ISSN: 0974-276X
Adonney AO Veras, Pablo HCG de Sa, Kenny C Pinheiro, Diego Assis das Gracas, Rafael Azevedo Barauna, Maria Paula Cruz Schneider, Vasco Azevedo, Rommel TJ Ramos und Artur Silva
Trotz der hohen Genauigkeit, die durch Hochdurchsatz-Sequenzierungsplattformen (HTS) erreicht wird, darunter Sequenzierungsmethoden wie Pyrosequenzierung (Roche 454), Ligase (SOLiD-System) und seit kurzem Post-Light-Sequenzierung mit Ion Torrent PGM, das während der Sequenzierung freigesetzte Ionen erkennen kann, sind in der von diesen Plattformen verwendeten Chemie noch immer viele Fehler enthalten, beispielsweise INDEL (Insertion/Deletion), die auf den Plattformen 454 von Roche und Ion Torrent PGM sehr häufig sind; Substitutionen kommen auf Illumina-Plattformen und SOLiD häufig vor. Daher haben die Sequenzierungsunternehmen Anstrengungen unternommen, um diese Probleme zu lösen. Um die Genauigkeit der Ion Torrent PGM-Ablesungen zu verbessern, hat Life Technologies ein Enzym namens Hi-Q entwickelt.
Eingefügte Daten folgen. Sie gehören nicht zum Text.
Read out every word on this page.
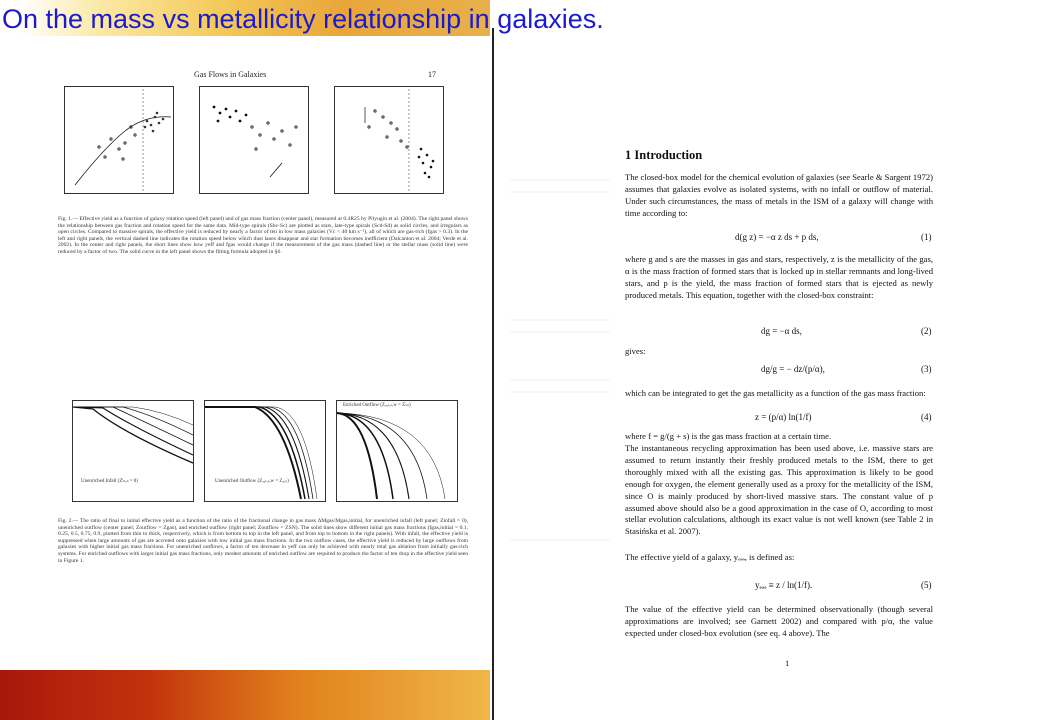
On the mass vs metallicity relationship in galaxies.
Gas Flows in Galaxies	17
Fig. 1.— Effective yield as a function of galaxy rotation speed (left panel) and of gas mass fraction (center panel), measured at 0.4R25 by Pilyugin et al. (2004). The right panel shows the relationship between gas fraction and rotation speed for the same data. Mid-type spirals (Sbc-Sc) are plotted as stars, late-type spirals (Scd-Sd) as solid circles, and irregulars as open circles. Compared to massive spirals, the effective yield is reduced by nearly a factor of ten in low mass galaxies (Vc < 40 km s⁻¹), all of which are gas-rich (fgas > 0.3). In the left and right panels, the vertical dashed line indicates the rotation speed below which dust lanes disappear and star formation becomes inefficient (Dalcanton et al. 2004; Verde et al. 2002). In the center and right panels, the short lines show how yeff and fgas would change if the measurement of the gas mass (dashed line) or the stellar mass (solid line) were reduced by a factor of two. The solid curve in the left panel shows the fitting formula adopted in §6.
Unenriched Infall (Zᴵₙₒₗₗ = 0)	Unenriched Outflow (Zₒᵤₜₒₗₒw = Zₓₐₛ)
Enriched Outflow (Zₒᵤₜₒₗₒw = Zₛₙ)
Fig. 2.— The ratio of final to initial effective yield as a function of the ratio of the fractional change in gas mass ΔMgas/Mgas,initial, for unenriched infall (left panel; Zinfall = 0), unenriched outflow (center panel; Zoutflow = Zgas), and enriched outflow (right panel; Zoutflow = ZSN). The solid lines show different initial gas mass fractions (fgas,initial = 0.1, 0.25, 0.5, 0.75, 0.9, plotted from thin to thick, respectively, which is from bottom to top in the left panel, and from top to bottom in the right panels). With infall, the effective yield is suppressed when large amounts of gas are accreted onto galaxies with low initial gas mass fractions. In the two outflow cases, the effective yield is reduced by large outflows from galaxies with higher initial gas mass fractions. For unenriched outflows, a factor of ten decrease in yeff can only be achieved with nearly total gas ablation from initially gas-rich systems. For enriched outflows with larger initial gas mass fractions, only modest amounts of enriched outflow are required to produce the factor of ten drop in the effective yield seen in Figure 1.
1 Introduction
The closed-box model for the chemical evolution of galaxies (see Searle & Sargent 1972) assumes that galaxies evolve as isolated systems, with no infall or outflow of material. Under such circumstances, the mass of metals in the ISM of a galaxy will change with time according to:
d(g z) = −α z ds + p ds,	(1)
where g and s are the masses in gas and stars, respectively, z is the metallicity of the gas, α is the mass fraction of formed stars that is locked up in stellar remnants and long-lived stars, and p is the yield, the mass fraction of formed stars that is ejected as newly produced metals. This equation, together with the closed-box constraint:
dg = −α ds,	(2)
gives:
dg/g = − dz/(p/α),	(3)
which can be integrated to get the gas metallicity as a function of the gas mass fraction:
z = (p/α) ln(1/f)	(4)
where f = g/(g + s) is the gas mass fraction at a certain time.
The instantaneous recycling approximation has been used above, i.e. massive stars are assumed to return instantly their freshly produced metals to the ISM, there to get thoroughly mixed with all the existing gas. This approximation is likely to be good enough for oxygen, the element generally used as a proxy for the metallicity of the ISM, since O is mainly produced by short-lived massive stars. The constant value of p assumed above should also be a good approximation in the case of O, according to most stellar evolution calculations, although its exact value is not well known (see Table 2 in Stasińska et al. 2007).
The effective yield of a galaxy, yₑₔₔ, is defined as:
yₑₔₔ ≡ z / ln(1/f).	(5)
The value of the effective yield can be determined observationally (though several approximations are involved; see Garnett 2002) and compared with p/α, the value expected under closed-box evolution (see eq. 4 above). The
1
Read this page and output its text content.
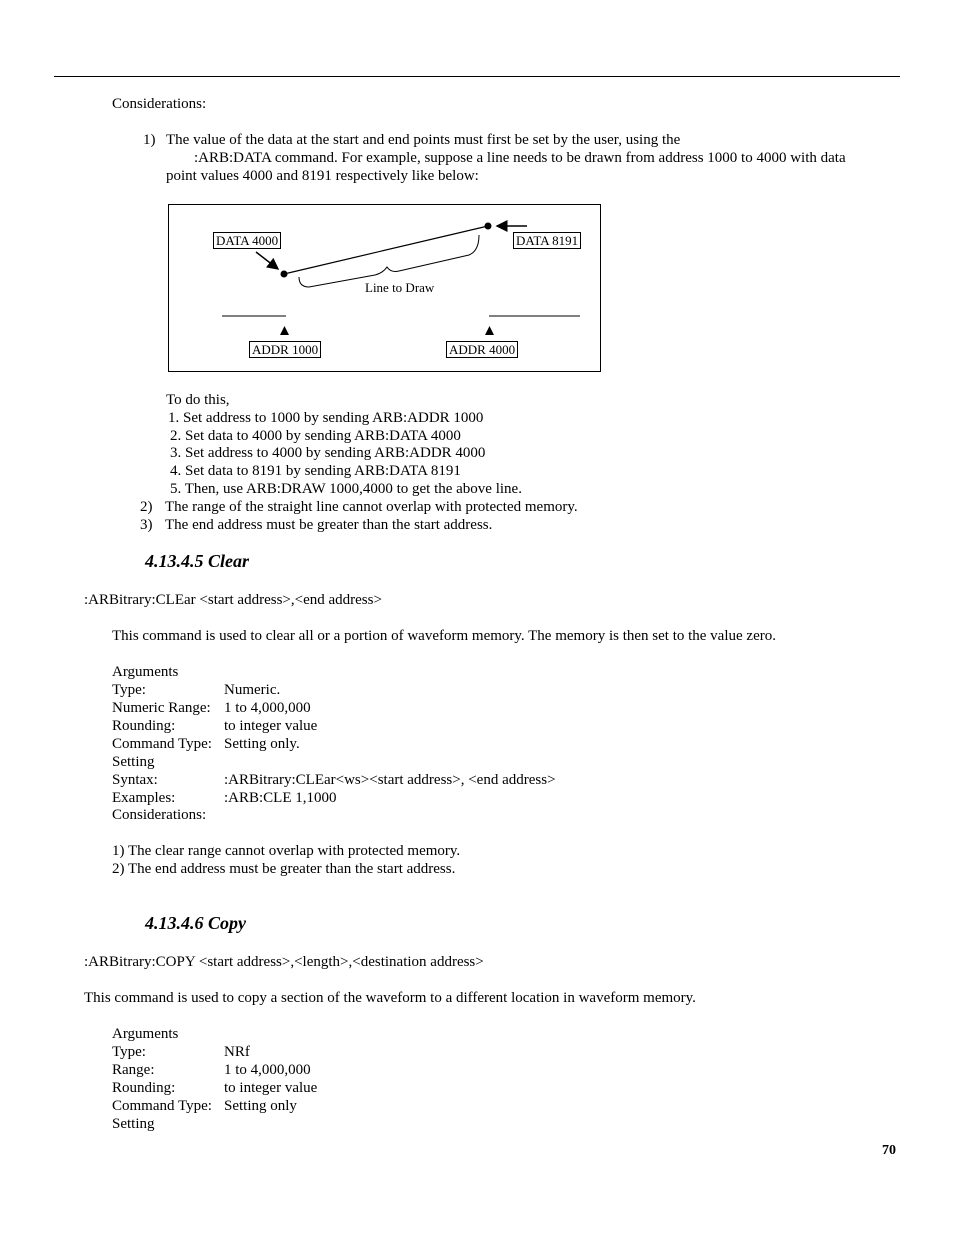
Considerations:
1) The value of the data at the start and end points must first be set by the user, using the
:ARB:DATA command. For example, suppose a line needs to be drawn from address 1000 to 4000 with data
point values 4000 and 8191 respectively like below:
DATA 4000	DATA 8191
Line to Draw
ADDR 1000	ADDR 4000
To do this,
1. Set address to 1000 by sending ARB:ADDR 1000
2. Set data to 4000 by sending ARB:DATA 4000
3. Set address to 4000 by sending ARB:ADDR 4000
4. Set data to 8191 by sending ARB:DATA 8191
5. Then, use ARB:DRAW 1000,4000 to get the above line.
2) The range of the straight line cannot overlap with protected memory.
3) The end address must be greater than the start address.
4.13.4.5 Clear
:ARBitrary:CLEar <start address>,<end address>
This command is used to clear all or a portion of waveform memory. The memory is then set to the value zero.
Arguments
Type:	Numeric.
Numeric Range: 1 to 4,000,000
Rounding:	to integer value
Command Type: Setting only.
Setting
Syntax:	:ARBitrary:CLEar<ws><start address>, <end address>
Examples:	:ARB:CLE 1,1000
Considerations:
1) The clear range cannot overlap with protected memory.
2) The end address must be greater than the start address.
4.13.4.6 Copy
:ARBitrary:COPY <start address>,<length>,<destination address>
This command is used to copy a section of the waveform to a different location in waveform memory.
Arguments
Type:	NRf
Range:	1 to 4,000,000
Rounding:	to integer value
Command Type: Setting only
Setting
70
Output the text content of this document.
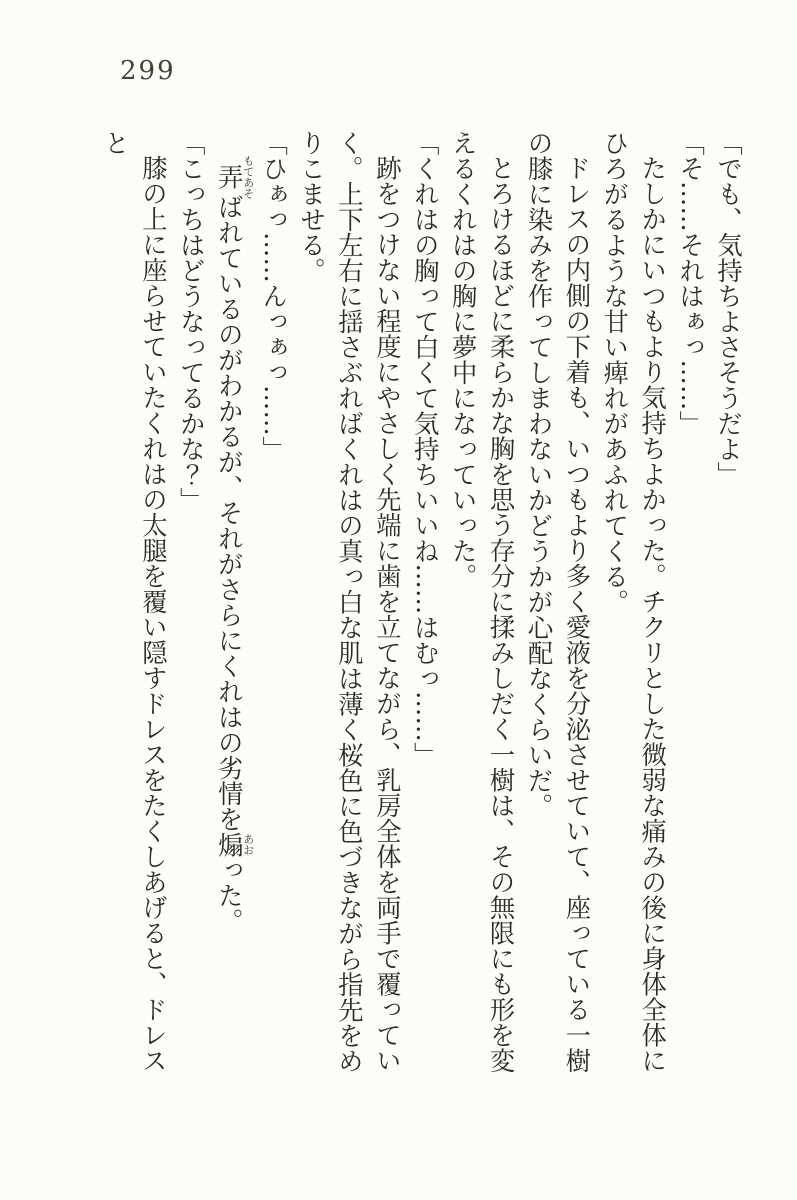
299

「でも、気持ちよさそうだよ」

「そ……それはぁっ……」

たしかにいつもより気持ちよかった。チクリとした微弱な痛みの後に身体全体にひろがるような甘い痺れがあふれてくる。

ドレスの内側の下着も、いつもより多く愛液を分泌させていて、座っている一樹の膝に染みを作ってしまわないかどうかが心配なくらいだ。

とろけるほどに柔らかな胸を思う存分に揉みしだく一樹は、その無限にも形を変えるくれはの胸に夢中になっていった。

「くれはの胸って白くて気持ちいいね……はむっ……」

跡をつけない程度にやさしく先端に歯を立てながら、乳房全体を両手で覆っていく。上下左右に揺さぶればくれはの真っ白な肌は薄く桜色に色づきながら指先をめりこませる。

「ひぁっ……んっぁっ……」

弄もてあそばれているのがわかるが、それがさらにくれはの劣情を煽あおった。

「こっちはどうなってるかな？」

膝の上に座らせていたくれはの太腿を覆い隠すドレスをたくしあげると、ドレスと
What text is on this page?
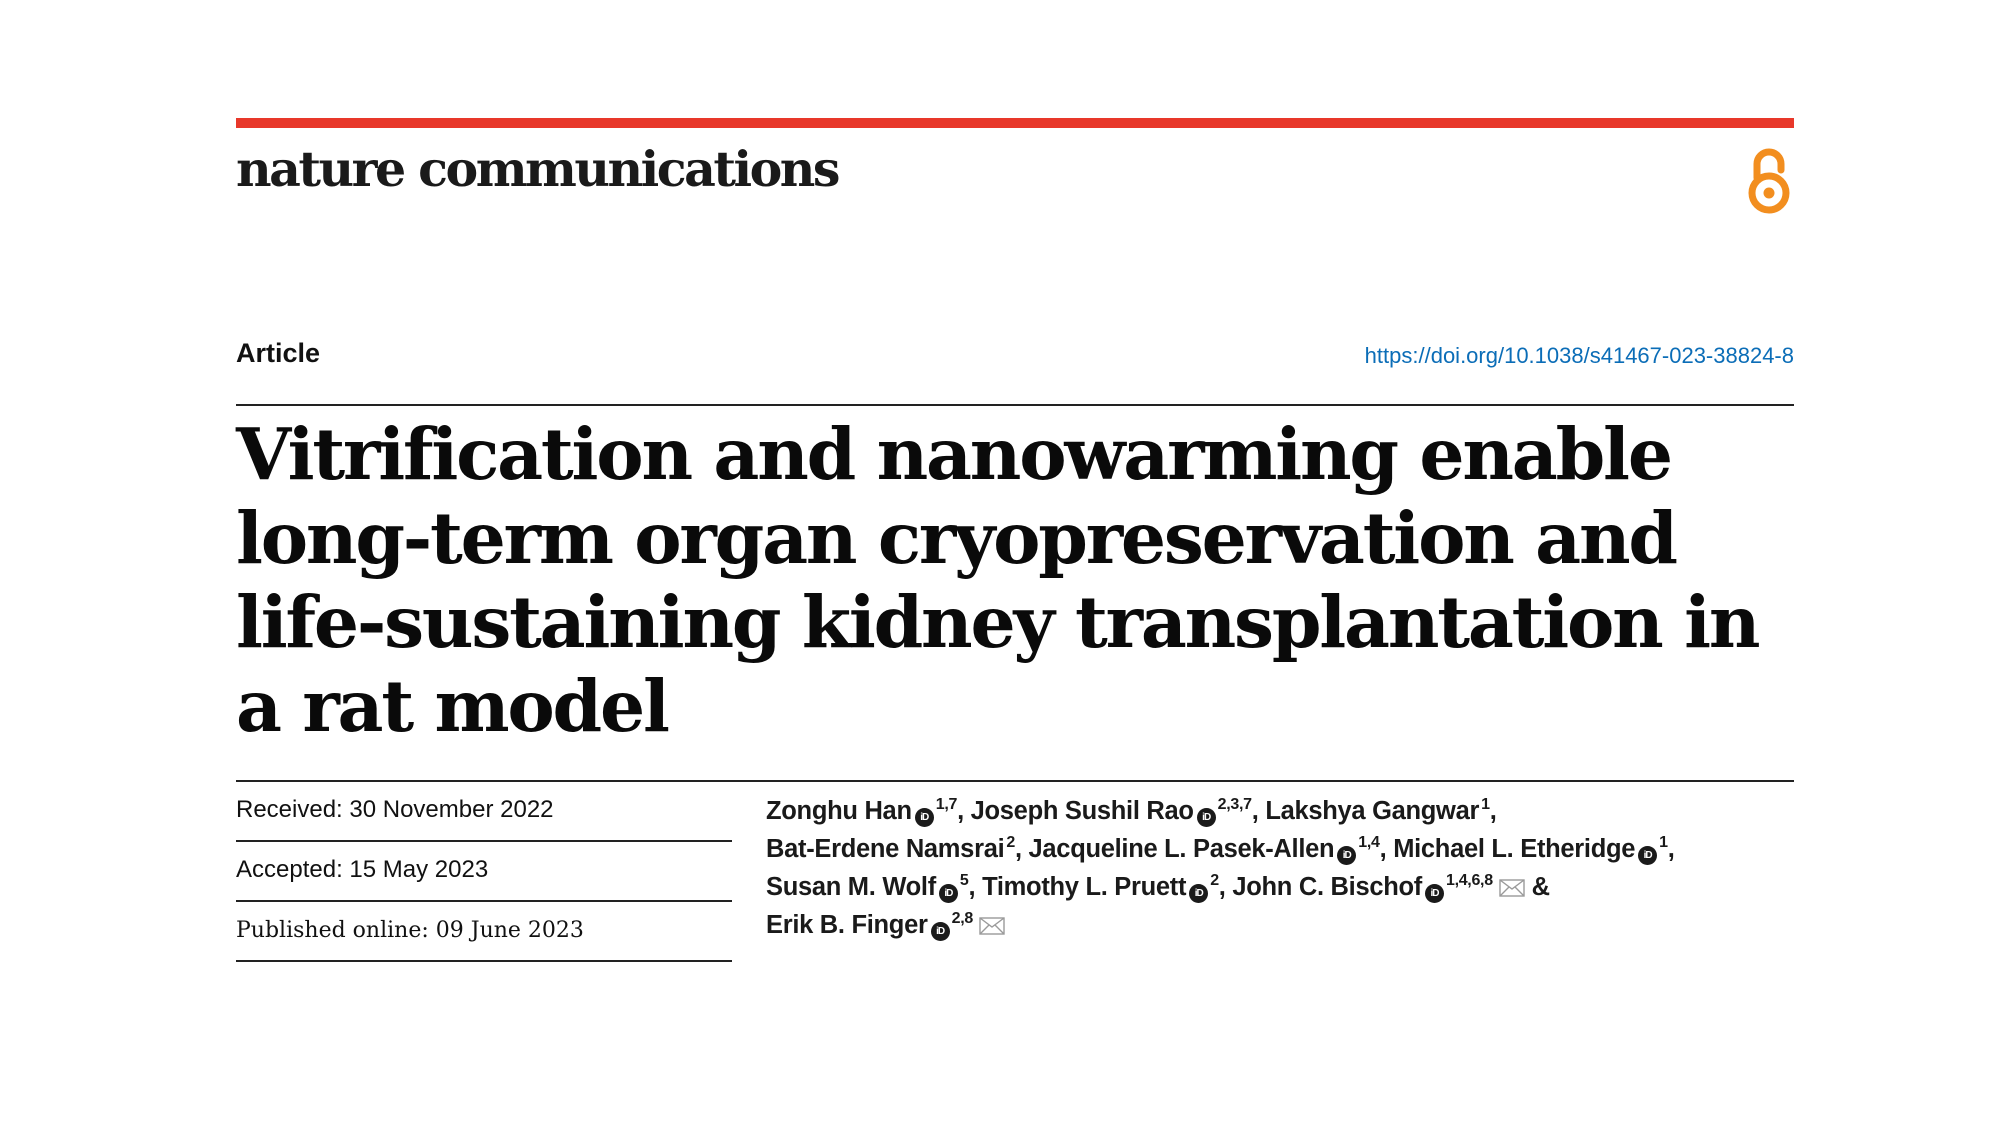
nature communications
Article	https://doi.org/10.1038/s41467-023-38824-8
Vitrification and nanowarming enable long-term organ cryopreservation and life-sustaining kidney transplantation in a rat model
Received: 30 November 2022
Accepted: 15 May 2023
Published online: 09 June 2023
Zonghu Han iD$^{1,7}$, Joseph Sushil Rao iD$^{2,3,7}$, Lakshya Gangwar $^1$,
Bat-Erdene Namsrai $^2$, Jacqueline L. Pasek-Allen iD$^{1,4}$, Michael L. Etheridge $iD^1$,
Susan M. Wolf $iD^5$, Timothy L. Pruett $iD^2$, John C. Bischof iD$^{1,4,6,8}$ &
Erik B. Finger iD$^{2,8}$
Ziel dieser Arbeit ist es, die Leistung der Genomassemblierung von Corynebacterium pseudotuberculosis Cp31 unter Verwendung des Enzyms Hi-Q zu demonstrieren. Zur Auswertung der Ergebnisse verwendeten wir einen Ion Torrent-Datensatz, der ohne das Enzym für denselben Stamm erstellt wurde.
Die Sequenzierung mit dem Hi-Q-Enzym beeinflusste die Genauigkeit der Ablesungen und verbesserte die Qualität der Assemblierung. Dadurch wurde im Vergleich zu den vorherigen Daten (ohne Hi-Q) eine hohe Anzahl vollständiger Gene im Zusammenhang mit dem Referenzgenom erhalten. Darüber hinaus reduzierte die Verwendung von Hi-Q die Anzahl der Contigs. Nachdem wir den GC-Bias im durch Hi-Q erzeugten Genom ausgewertet hatten, stellten wir eine Verringerung des GC-Bias fest, was die Menge und Größe der beim Assemblierungsprozess des Genoms entstehenden Lücken verringern kann. Darüber hinaus zeigt ein Vergleich der Menge der in der beim NCBI verfügbaren Genomannotation von C. pseudotuberculosis 31 beobachteten Pseudogene und des durch Ion Torrent PGM mit einem Hi-Q-Enzym sequenzierten Genoms, dass das durch das Hi-Q-Enzym erhaltene Genom dreimal weniger Pseudogene enthält.
Somit wurde die hohe Effizienz von Hi-Q bestätigt, das aufgrund seiner im Vergleich zur bisherigen Chemie hohen Genauigkeit für die Sequenzierung des gesamten Genoms und für RNASeq-Projekte von Nutzen sein wird.